The Royal Treatment: Saturday (October 16), 6-9pm, Waiola Church Grounds, Lahaina $35 Advance/$15 Keiki (free for 5yrs. and younger)
Did you see that silver screen atrocity, Princess Ka’iulani?* Throw all that sad misconception out the window for good, and immerse yourself in a community celebration of the princess’s real story, among people who still—more than a century after her passing—rejoice in Ka’iulani’s intellect, beauty and most importantly, her symbolism. As the last princess of the Kingdom of Hawaii, she represents not only the former glory of the Hawaiian monarchy and tragedy of the overthrow, but is a historic character worthy of aspiration. She was a compassionate Renaissance woman who triumphed in academia, athletics and art, and who took bold political action despite her tender age. of 23 when she died. To honor her 135th birthday, the Royal Order of Kamehameha is preparing a feast of, well, royal proportions, for attendees of the Lu’au O Ka’iulani to dine upon, augmented by the music of falsetto hero Richard Ho’opi’i. Ahead of a stage show depicting the life and times of Ka’iulani, a Hawaiian protocol ceremony with the Royal Order of Kamehameha, Hawaii Royal Order of Guards and the Royal Hawaiian Guard (following dinner), is sure to be as true to turn of the 20th century Hawaii as can be had in modern times. Other cultural treats include performances by Halau ‘O Keaunui ‘O Maui, Ehulani Kane, Wilmont Kamaunu Kahaiali’i and more. 264-6621; thekaiulaniproject.com
* What am I so pissed off about? Read about it HERE. My pain, in excerpt form:
“Princess Ka’iulani has many fatal flaws. But the biggest disservice it does is sidelining the monarch’s role in Hawaii’s overthrow for a soulless smooch fest—relegating our most enigmatic royal to a too-proud priss who engages in nothing but 130 minutes of B-roll barf.
(W)ith first-time writer/director Marc Forby at the helm of Princess Ka’iulani, the legacy of Hawaii’s last princess—and the overthrow at large—is not afforded even the glitz of a big-budget production. Shortcomings boil down to a lid-heavy pace, while Ka’iulani’s real story and the rapid-fire timeline of Hawaii’s overthrow should be the stuff of silver-screen gold.
Scarier still, this is the kind of crap you’ll soon find buried in a $5 DVD bin at a Walmart in the Midwest, forever warping unsuspecting minds.”
CLICK HERE for a story I wrote** about Ka’iulani (near her birthday) last year. I think I gave captain Jacob Shafer 3,000 words or more, but we had space for just a itty bitty bit.

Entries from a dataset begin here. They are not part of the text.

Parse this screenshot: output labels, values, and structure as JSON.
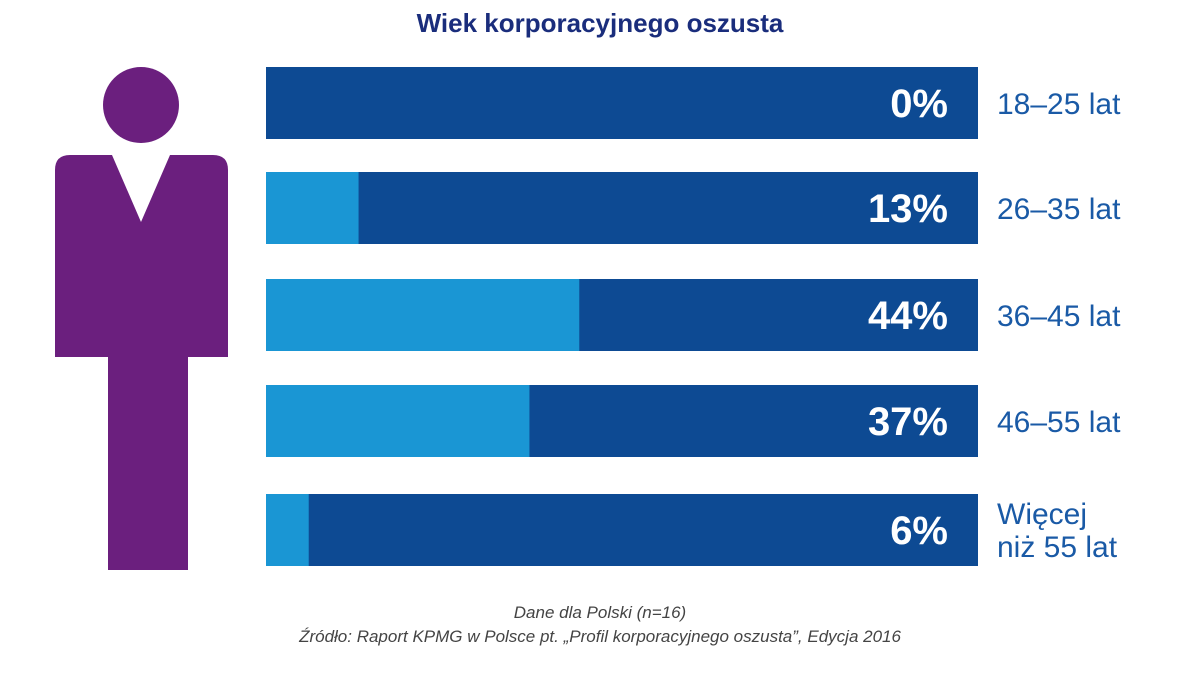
{
  "chart_data": {
    "type": "bar",
    "orientation": "horizontal",
    "title": "Wiek korporacyjnego oszusta",
    "categories": [
      [
        "18–25 lat"
      ],
      [
        "26–35 lat"
      ],
      [
        "36–45 lat"
      ],
      [
        "46–55 lat"
      ],
      [
        "Więcej",
        "niż 55 lat"
      ]
    ],
    "values": [
      0,
      13,
      44,
      37,
      6
    ],
    "value_labels": [
      "0%",
      "13%",
      "44%",
      "37%",
      "6%"
    ],
    "xlim": [
      0,
      100
    ],
    "unit": "%",
    "colors": {
      "fill": "#1a96d4",
      "track": "#0d4a93",
      "figure": "#6b1f7e",
      "label": "#1a5aa6"
    }
  },
  "footer": {
    "note": "Dane dla Polski (n=16)",
    "source": "Źródło: Raport KPMG w Polsce pt. „Profil korporacyjnego oszusta”, Edycja 2016"
  }
}
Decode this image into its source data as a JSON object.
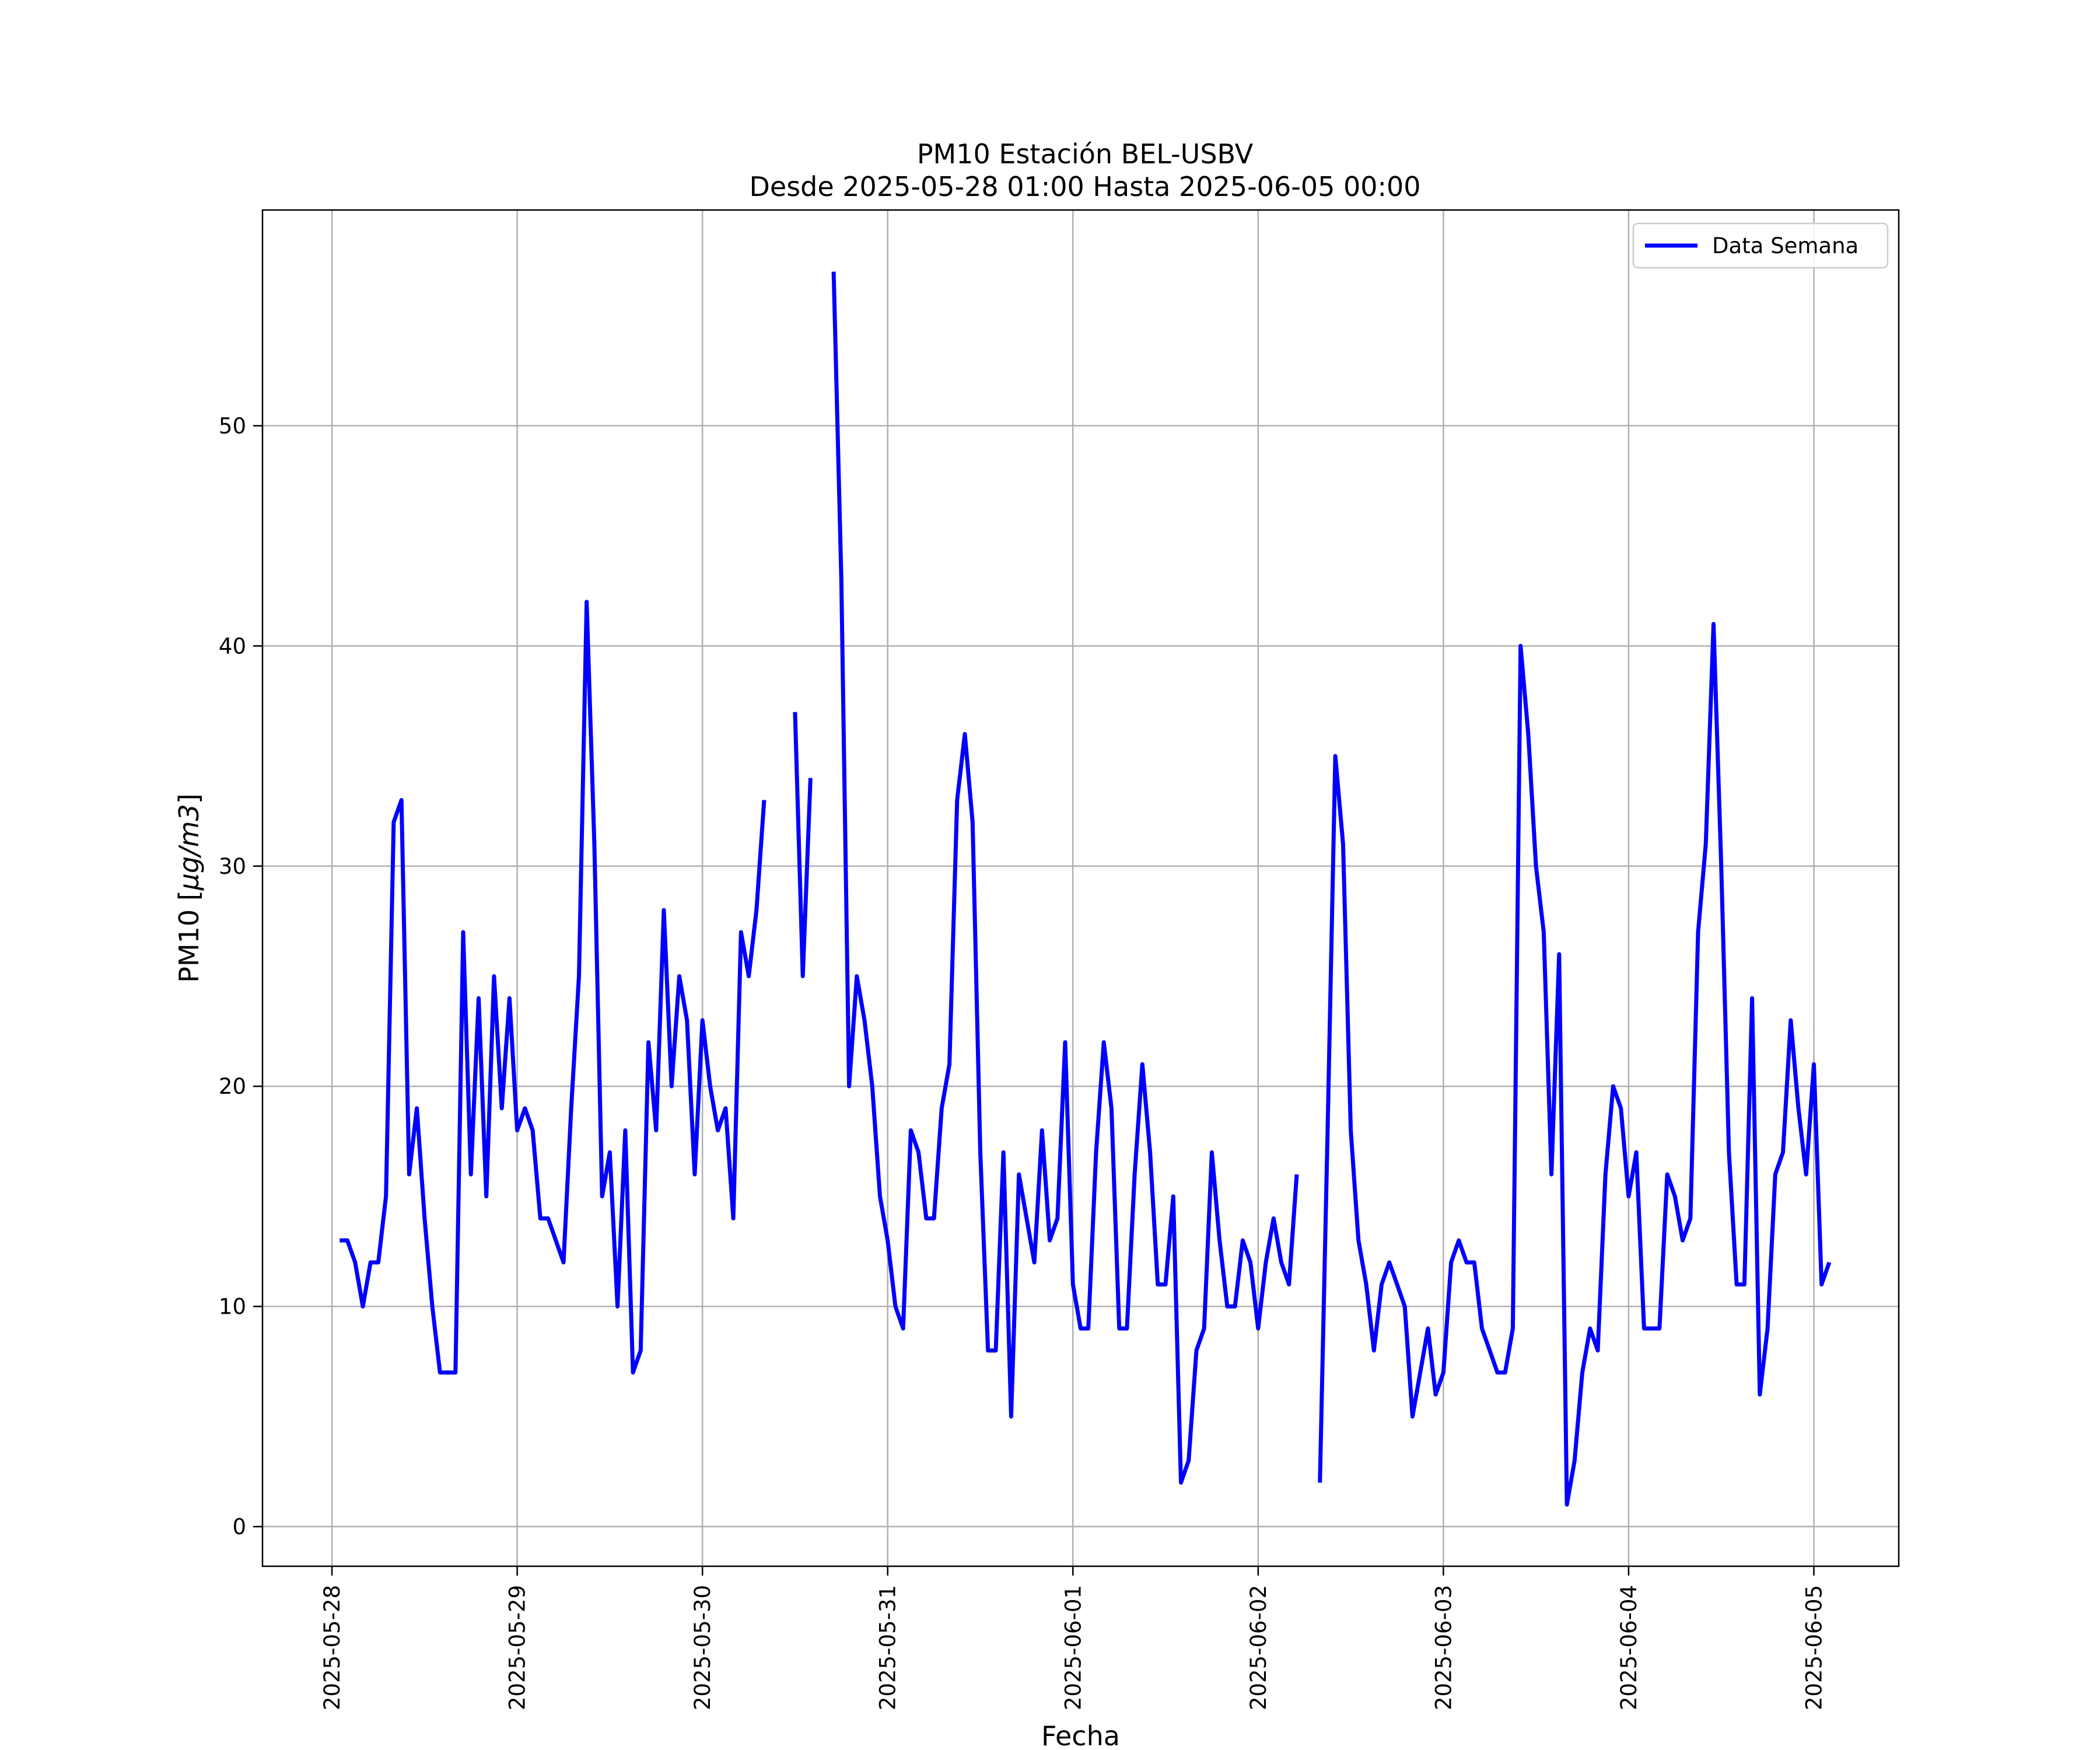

CLICK HERE for an October 2009 This Week’s Pick about a different Ka’iulani birthday festival, held last year. There’s been a rumor circulating that since the festival usually held Upcountry has been canceled, the one that is being held Lahaina has been canceled, too. Not true. I got a frantic call from event coordinators yesterday, who hoped I hadn’t heard the rumor and nixed the Da Kine Calednar entry. They were pleased to find out that not only am I apparently not tuned into the rumor mill, I’d given the event a Pick.
HASTE MAKES WASTE
** With joy I’d been watching this coral-colored garden snail cross the walkway every morning like clockwork, and climb the wall to the window’s ledge. But on deadline morning, I was in such a rush, I ran hastily across the path and crushed him. Maybe one of the most awful moments of my life. Goodbye, garden friend.
There must be something weird about Ha’iku — or maybe just my yard — because not long after I killed my poor friend, I discovered this weird, red stick bug thing on the dart board. In all my life, I’ve never seen red insects like that anywhere else on the island.